HuatuoGPT-o1, Towards Medical Complex Reasoning with LLMs
Junying Chen, Zhenyang Cai, Ke Ji, Xidong Wang, Wanlong Liu, Rongsheng Wang, Jianye Hou, Benyou Wang
2024-12-30

Summary
This paper talks about HuatuoGPT-o1, a new large language model (LLM) designed specifically for complex reasoning in the medical field, which improves how AI can understand and solve medical problems.
What's the problem?
While many advancements have been made in AI reasoning, most research has focused on mathematical problems, leaving medical reasoning underexplored. Medical tasks require strong reasoning skills because they involve real-world applications that can affect people's health. However, verifying whether an AI's medical reasoning is correct is much harder than checking math answers.
What's the solution?
To tackle this issue, the authors propose a two-step approach using verifiable medical problems. First, they use a medical verifier to ensure that the AI's reasoning is correct. This helps guide the training of the model. Second, they apply reinforcement learning (RL) to further improve the model's reasoning abilities based on feedback from the verifier. The result is HuatuoGPT-o1, which is trained on 40,000 carefully selected medical questions and can outperform other models in solving complex medical problems.
Why it matters?
This research is important because it enhances the ability of AI to assist in healthcare by providing more reliable and accurate medical reasoning.
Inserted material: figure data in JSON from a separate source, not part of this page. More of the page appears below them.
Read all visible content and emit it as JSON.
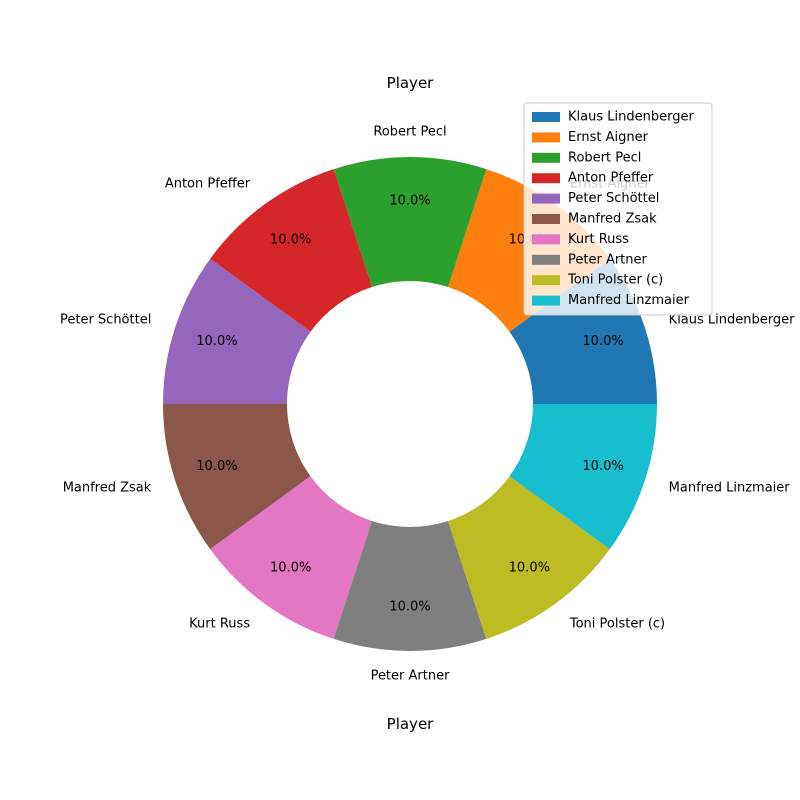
{
  "chart_data": {
    "type": "pie",
    "variant": "donut",
    "title": "Player",
    "xlabel": "Player",
    "categories": [
      "Klaus Lindenberger",
      "Ernst Aigner",
      "Robert Pecl",
      "Anton Pfeffer",
      "Peter Schöttel",
      "Manfred Zsak",
      "Kurt Russ",
      "Peter Artner",
      "Toni Polster (c)",
      "Manfred Linzmaier"
    ],
    "values": [
      1,
      1,
      1,
      1,
      1,
      1,
      1,
      1,
      1,
      1
    ],
    "percent_labels": [
      "10.0%",
      "10.0%",
      "10.0%",
      "10.0%",
      "10.0%",
      "10.0%",
      "10.0%",
      "10.0%",
      "10.0%",
      "10.0%"
    ],
    "colors": [
      "#1f77b4",
      "#ff7f0e",
      "#2ca02c",
      "#d62728",
      "#9467bd",
      "#8c564b",
      "#e377c2",
      "#7f7f7f",
      "#bcbd22",
      "#17becf"
    ],
    "legend": {
      "placement": "top-right",
      "entries": [
        "Klaus Lindenberger",
        "Ernst Aigner",
        "Robert Pecl",
        "Anton Pfeffer",
        "Peter Schöttel",
        "Manfred Zsak",
        "Kurt Russ",
        "Peter Artner",
        "Toni Polster (c)",
        "Manfred Linzmaier"
      ]
    }
  }
}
By focusing on verifiable problems and using advanced training techniques, HuatuoGPT-o1 can potentially improve decision-making in medical settings, leading to better patient outcomes and more effective healthcare solutions.
Abstract
The breakthrough of OpenAI o1 highlights the potential of enhancing reasoning to improve LLM. Yet, most research in reasoning has focused on mathematical tasks, leaving domains like medicine underexplored. The medical domain, though distinct from mathematics, also demands robust reasoning to provide reliable answers, given the high standards of healthcare. However, verifying medical reasoning is challenging, unlike those in mathematics. To address this, we propose verifiable medical problems with a medical verifier to check the correctness of model outputs. This verifiable nature enables advancements in medical reasoning through a two-stage approach: (1) using the verifier to guide the search for a complex reasoning trajectory for fine-tuning LLMs, (2) applying reinforcement learning (RL) with verifier-based rewards to enhance complex reasoning further. Finally, we introduce HuatuoGPT-o1, a medical LLM capable of complex reasoning, which outperforms general and medical-specific baselines using only 40K verifiable problems. Experiments show complex reasoning improves medical problem-solving and benefits more from RL. We hope our approach inspires advancements in reasoning across medical and other specialized domains.